Vegetables For Days

How To Prepare For Fertilizer Supply Issues

Anyone operating using fertilizer needs to be aware of the state of the supply chain. Price and availability issues have worsened in recent years, and it's critical to think ahead so you can minimize the potential impact of fertilized supply problems. You should consider these 5 things as you try to navigate these concerns.

Futures Prices

Keeping tabs on the futures prices index will give you a sense of where your costs are likely heading. Bear in mind that this won't give you a one-for-one comparison to your nearby suppliers' prices because they have to deal with transportation costs and local demand. However, your suppliers' numbers should track with the futures price enough that you can anticipate the trends.
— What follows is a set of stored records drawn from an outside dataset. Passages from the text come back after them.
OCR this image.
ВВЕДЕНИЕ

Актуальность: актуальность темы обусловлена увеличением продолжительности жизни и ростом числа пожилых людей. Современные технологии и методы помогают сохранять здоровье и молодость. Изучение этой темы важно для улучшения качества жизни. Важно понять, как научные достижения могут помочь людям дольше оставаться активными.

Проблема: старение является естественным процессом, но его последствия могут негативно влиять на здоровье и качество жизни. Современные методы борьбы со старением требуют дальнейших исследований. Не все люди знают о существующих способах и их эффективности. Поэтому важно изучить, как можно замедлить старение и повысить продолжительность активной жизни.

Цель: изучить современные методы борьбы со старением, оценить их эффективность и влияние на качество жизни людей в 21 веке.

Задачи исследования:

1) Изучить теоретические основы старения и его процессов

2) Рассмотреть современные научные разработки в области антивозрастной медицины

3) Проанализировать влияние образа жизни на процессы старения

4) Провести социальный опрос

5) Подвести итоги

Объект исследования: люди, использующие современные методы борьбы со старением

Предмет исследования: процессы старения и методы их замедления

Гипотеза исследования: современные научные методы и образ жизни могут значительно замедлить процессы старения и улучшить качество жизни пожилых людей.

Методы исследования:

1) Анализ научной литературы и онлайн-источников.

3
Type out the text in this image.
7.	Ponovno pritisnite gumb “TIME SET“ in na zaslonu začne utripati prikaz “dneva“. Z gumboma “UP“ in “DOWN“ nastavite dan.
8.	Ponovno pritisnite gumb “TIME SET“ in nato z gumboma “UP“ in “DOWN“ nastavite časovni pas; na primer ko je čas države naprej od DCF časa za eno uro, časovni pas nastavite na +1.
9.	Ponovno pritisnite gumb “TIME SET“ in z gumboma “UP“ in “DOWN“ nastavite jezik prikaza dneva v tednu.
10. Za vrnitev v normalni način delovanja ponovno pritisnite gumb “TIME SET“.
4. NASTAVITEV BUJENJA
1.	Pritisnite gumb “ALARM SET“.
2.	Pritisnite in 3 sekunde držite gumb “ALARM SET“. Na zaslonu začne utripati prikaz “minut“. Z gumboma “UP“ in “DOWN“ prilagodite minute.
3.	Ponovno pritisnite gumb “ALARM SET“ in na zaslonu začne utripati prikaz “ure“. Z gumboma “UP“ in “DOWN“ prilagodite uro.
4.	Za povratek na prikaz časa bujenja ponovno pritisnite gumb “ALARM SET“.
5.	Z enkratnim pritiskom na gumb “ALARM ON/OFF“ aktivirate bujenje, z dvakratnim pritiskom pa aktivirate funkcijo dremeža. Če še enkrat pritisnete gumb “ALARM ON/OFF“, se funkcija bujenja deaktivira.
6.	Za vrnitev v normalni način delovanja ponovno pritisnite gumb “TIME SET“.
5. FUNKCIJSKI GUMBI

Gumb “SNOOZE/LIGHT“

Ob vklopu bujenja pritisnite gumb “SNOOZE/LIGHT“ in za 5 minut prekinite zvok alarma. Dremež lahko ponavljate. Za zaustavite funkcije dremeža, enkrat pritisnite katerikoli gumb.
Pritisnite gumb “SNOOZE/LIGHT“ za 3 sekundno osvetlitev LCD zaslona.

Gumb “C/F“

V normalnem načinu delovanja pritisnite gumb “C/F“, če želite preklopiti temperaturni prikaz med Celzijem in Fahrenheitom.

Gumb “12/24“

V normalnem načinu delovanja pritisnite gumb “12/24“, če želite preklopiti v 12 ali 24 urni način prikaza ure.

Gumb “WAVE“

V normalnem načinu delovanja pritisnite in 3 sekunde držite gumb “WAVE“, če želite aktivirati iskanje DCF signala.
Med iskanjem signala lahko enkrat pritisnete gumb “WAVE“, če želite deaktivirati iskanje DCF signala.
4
Keep an eye on the months of the year when futures contracts are cheapest because this may represent a buying opportunity.


One major downside to trying to time the price of fertilizer is that the product can be difficult or even dangerous to store. Know your storage capabilities before you buy. Likewise, know how long you can safely store your preferred fertilizers before they become hazards. Take care to keep your storage facilities as clean and well-maintained as possible to reduce associated risks.


Another way to navigate fertilizer supply situations is to know what your substitution options might be. Develop a list of products that may serve as substitutes, and try to do the research long before you need to make any choices. This will allow you to make informed decisions when you see a favorable price or can't overcome a lack of availability.

Take the time to research how any substitutes will affect your crops, too. There are scenarios where substituting something cheaper may prove to be penny wise and pound foolish.


Farming is always going to be an imperfect science, but you should keep records of your preparations for each season. These will allow you to get a better sense of the timing for when you'll require fertilizer. If you can work with a fertilizer supply company to fit deliveries within your schedule, do so. Try to target a delivery window that allows you to safely store the fertilizer long enough that you can plant crops as late as possible in years when the weather isn't on your side.


Use contracts to lock in fertilizer prices and availability. Ask an attorney to read the terms of all contracts that are critical to your operation's fertilizer supply. Seek the greatest security of delivery possible in all your supply contracts.